Isn't this nice?
The U.S. Department of Health and Human Services have decided to "re-define" contraception (i.e., hormonal contraception aka, The Pill) as "abortion."
Feel free to read the draft regulation
here, and if you're female, prepare to seethe.
Because, yes, a woman who needs a
medication (one that almost every single woman in the U.S. has taken for one reason or another in their lifetime) should be made to run a gauntlet of health care providers who refuse to — y'know — provide health care by making hormonal birth control
less accessible.
And can all you gals out there tell me why this is so?
Here's a hint: Because
clearly if you've got an icky vagina you'll only just abuse the privilege of having access to birth control. YOU CAN'T BE TRUSTED YOU DAUGHTER OF EVE YOU!
And if you're poor? You're double-plus screwed (<----- see what I did there?), because your health care options are pretty limited. People with health insurance and money can always tell nutjobs like this to go screw themselves and go find a doctor who will write that script, but if you're poor or if you're in a medically underserved area?
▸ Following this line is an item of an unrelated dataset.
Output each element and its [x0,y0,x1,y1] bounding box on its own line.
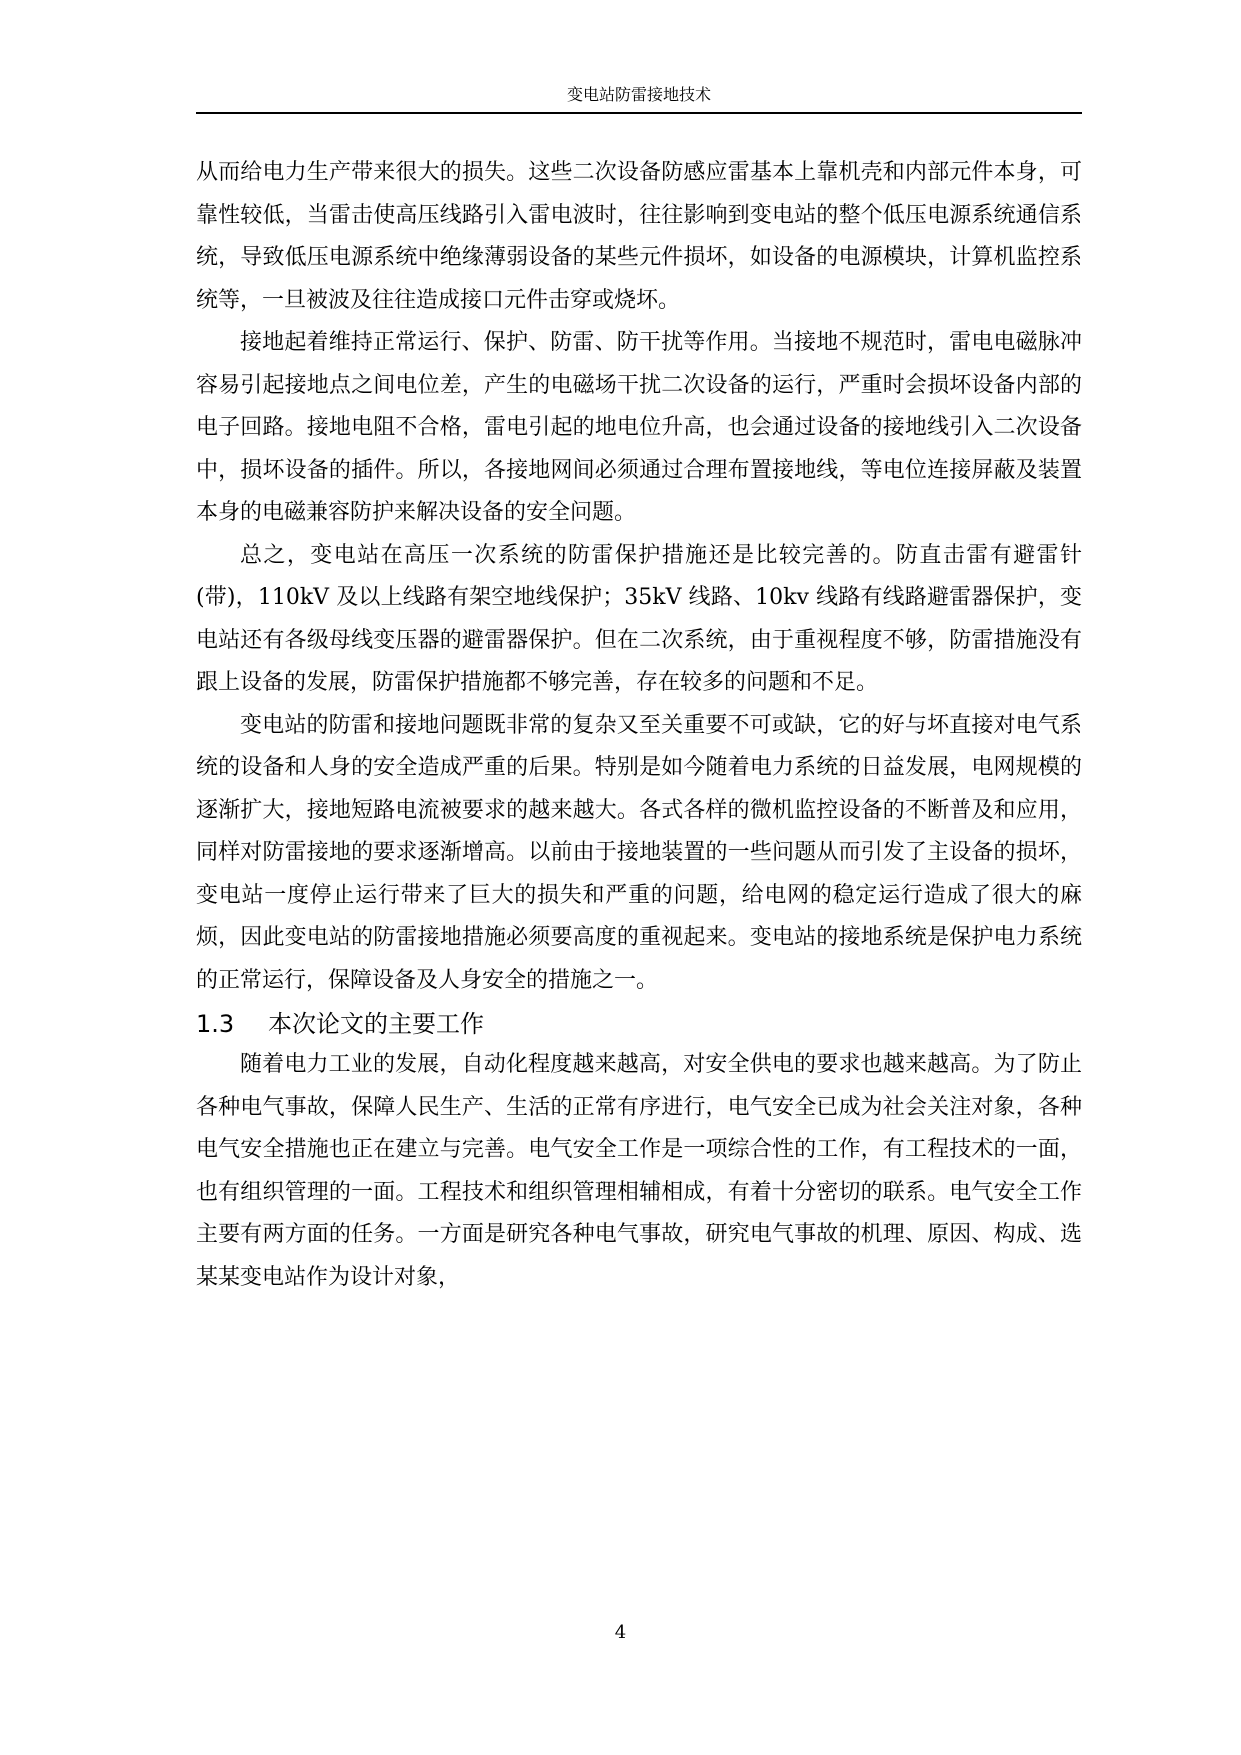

You may find yourself living "Every Sperm Is Sacred" for reals.
So, what's with the U.S. Department of Health and Human Services actually redefining the meaning of the term "abortion?"
Well, it's to protect
aaaaaalllllll those people who should've flunked medical school and should be bared from treating a patient...ever...because they never passed their clinical pharmacology classes.
That's right.
If your hospital, medical clinical, physician's office, doc-in-the-box, or any other point of contact between patient and doctor accepts any money from the U.S. Government, said medical organization will not be able to fire these ignorant fools just because they refuse to write scripts for or fulfill scripts for medications that are indicated for contraceptive purposes.
You think I'm kidding about how these people should've flunked out of medical school? Take a look at how hormonal contraception actually
works. (To get you started, look up the brand name or the generic name of any contraceptive drug
here at the drugs@FDA Web site). Anyone who actually knows
anything about the mechanism of action for hormonal birth control will tell you that it is in
no way an abortion. It's not even in the same universe as an abortion, let alone the same ball park.
So, what kinds of hormonal birth control might be affected? The pill, the patch, subdermal capsules, hormonally-treated barrier methods. In short, a whole
rainbow of contraceptive options could be affected by this.
By the by, if you need The Pill to treat your endometriosis, difficult menstrual periods, acne, post-hysterectomy hormonal imbalance, osteoporosis, or any of the other indicated and off-label uses of hormonal agents...you're just as fucked as the women who use it for actual birth control.
That's right ladies, we're
all sluts now.
Here's what drives me wild about this: If
you don't want to take hormonal birth control because, for religious reasons,
you think it's abortion, then don't take it. You're scientifically and medically
wrong for believing it, but if you're being honest about basing your decision on your personal moral code, my hat's off to you.
But when you start pushing your damn morality (and, I might add, your medically and scientifically
wrong ideas) on people who
do not share your belief system, you deserve my foot hitting your crotch at a very high rate of speed.
You also deserve to have your medical certification and licenses yanked.
You deserve to be fired.
If you've got a moral problem with providing health care to patients within
their framework, then you shouldn't be in the medical field at all. Period.
For more information on this abandonment of sanity, here's
the article from the New York Times.
Tristero at Hullabaloo has some commentary on this.
Here's
commentary from RH Reality Check, which tracks reproductive health issues.
twistedchick has
some important background on the roots of this DHHS proposal as well as
ways you can register your opposition with the DHHS and your local Senator.
And once more with feeling,
The DHHS proposal.
Now, if you'll excuse me, it appears I've got a revolution to start planning for. Send lawyers, guns, and money.